We can assess the effect of roads in tackling poverty if we acknowledge market benefits. One theory on poverty, liberalism, states that the expansion of the market and consumer choice have direct impact on experienced poverty. The poor are assumed to have little purchasing power and are not attended to on the market stage, and this is keenly detrimental to their development. In expanding the market, the poor are less likely to succumb to handout dependency, and instead garner an entrepreneurial spirit and willingness to take a direct stake in changing their lives. Additionally, the decrease in government regulations that this implies allows for healthy competition to ensue, which permits for better quality goods to be sold at lower prices and keys sellers in on what consumers want. This is what results from building roads. By improving access and supply of goods and services, we give the poor a hand in changing their situations, providing them a means to escape the struggles they for so long were stuck facing.

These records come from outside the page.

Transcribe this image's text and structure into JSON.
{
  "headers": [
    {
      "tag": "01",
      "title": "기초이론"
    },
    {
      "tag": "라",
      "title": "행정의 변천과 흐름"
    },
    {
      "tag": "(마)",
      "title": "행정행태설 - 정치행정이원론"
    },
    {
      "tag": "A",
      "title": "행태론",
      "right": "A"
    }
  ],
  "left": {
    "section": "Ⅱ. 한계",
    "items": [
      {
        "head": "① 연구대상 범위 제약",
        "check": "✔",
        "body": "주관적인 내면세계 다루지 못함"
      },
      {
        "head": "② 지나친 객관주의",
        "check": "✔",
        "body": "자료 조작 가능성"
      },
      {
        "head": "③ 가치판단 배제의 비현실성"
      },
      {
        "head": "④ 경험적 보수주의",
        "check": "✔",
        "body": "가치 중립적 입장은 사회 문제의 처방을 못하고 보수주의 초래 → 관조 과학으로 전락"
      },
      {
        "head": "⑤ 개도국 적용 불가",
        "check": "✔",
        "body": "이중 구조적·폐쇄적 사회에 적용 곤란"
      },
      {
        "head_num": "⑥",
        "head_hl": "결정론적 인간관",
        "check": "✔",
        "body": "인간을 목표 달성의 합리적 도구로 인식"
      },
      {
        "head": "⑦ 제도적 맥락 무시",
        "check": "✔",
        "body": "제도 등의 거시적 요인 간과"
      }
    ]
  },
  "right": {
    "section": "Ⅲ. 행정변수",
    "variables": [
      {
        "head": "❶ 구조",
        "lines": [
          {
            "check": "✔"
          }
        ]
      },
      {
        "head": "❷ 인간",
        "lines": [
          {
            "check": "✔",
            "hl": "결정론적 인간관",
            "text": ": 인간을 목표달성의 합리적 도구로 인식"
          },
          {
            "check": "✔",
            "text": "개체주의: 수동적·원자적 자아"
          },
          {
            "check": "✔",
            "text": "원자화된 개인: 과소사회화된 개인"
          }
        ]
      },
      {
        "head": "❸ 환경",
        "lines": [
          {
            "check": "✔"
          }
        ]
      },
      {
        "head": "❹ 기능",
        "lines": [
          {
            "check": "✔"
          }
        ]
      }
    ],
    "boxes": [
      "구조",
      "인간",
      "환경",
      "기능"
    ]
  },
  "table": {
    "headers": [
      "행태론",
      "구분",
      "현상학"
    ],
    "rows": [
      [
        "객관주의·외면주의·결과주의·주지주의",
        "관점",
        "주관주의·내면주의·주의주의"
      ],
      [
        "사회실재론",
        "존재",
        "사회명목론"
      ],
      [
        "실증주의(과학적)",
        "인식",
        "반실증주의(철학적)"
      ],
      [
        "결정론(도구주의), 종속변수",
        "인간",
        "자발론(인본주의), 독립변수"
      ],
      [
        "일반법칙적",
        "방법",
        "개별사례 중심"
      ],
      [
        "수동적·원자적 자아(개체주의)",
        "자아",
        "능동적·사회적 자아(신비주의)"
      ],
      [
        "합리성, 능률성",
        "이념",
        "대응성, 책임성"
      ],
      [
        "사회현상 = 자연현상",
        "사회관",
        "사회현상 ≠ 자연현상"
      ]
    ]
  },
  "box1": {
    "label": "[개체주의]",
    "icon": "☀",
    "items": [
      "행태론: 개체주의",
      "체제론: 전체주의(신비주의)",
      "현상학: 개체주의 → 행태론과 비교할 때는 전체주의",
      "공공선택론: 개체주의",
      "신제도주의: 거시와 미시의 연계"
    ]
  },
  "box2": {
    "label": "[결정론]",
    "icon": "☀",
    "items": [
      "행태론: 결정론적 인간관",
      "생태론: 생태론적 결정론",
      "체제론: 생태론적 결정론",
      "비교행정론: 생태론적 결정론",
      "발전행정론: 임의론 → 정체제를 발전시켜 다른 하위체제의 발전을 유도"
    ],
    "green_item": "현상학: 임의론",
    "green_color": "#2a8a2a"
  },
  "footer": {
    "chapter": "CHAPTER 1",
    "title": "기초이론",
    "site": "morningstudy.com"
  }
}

As one can imagine, the cooperation of political and economic institutions is vital to seeing change occur. Interregional construction requires the cooperation of neighboring nations with the target nation, which can inevitably get quite complex. One or more parties can be innately corrupt and disinterested in answering to needs of the people, and the superiority complexes that arise with this can stifle progressive reforms. These regions may not adequately allocate resources to benefit the whole, so infrastructure policy necessitates working to remedy governmental institutions so that regions can initiate effective change. Economically speaking, we also need to ensure that local and surrounding governments allow for all their respective peoples to engage in the market. Again, corrupt regimes have little incentive to appease anyone other than social elites and supporters. In not caring about the well-being of the masses, governments can sponsor whatever programs they really seek to, which can wholly go unchecked for quality and effectiveness. In short, infrastructure, while seen as a less immediate concern for the poor, is a critical means of providing networks and access to a better livelihood, and unless governments and donors recognize this, we risk perpetuating a cycle of allowing regimes to misuse their capacities and fund projects that are far from helpful.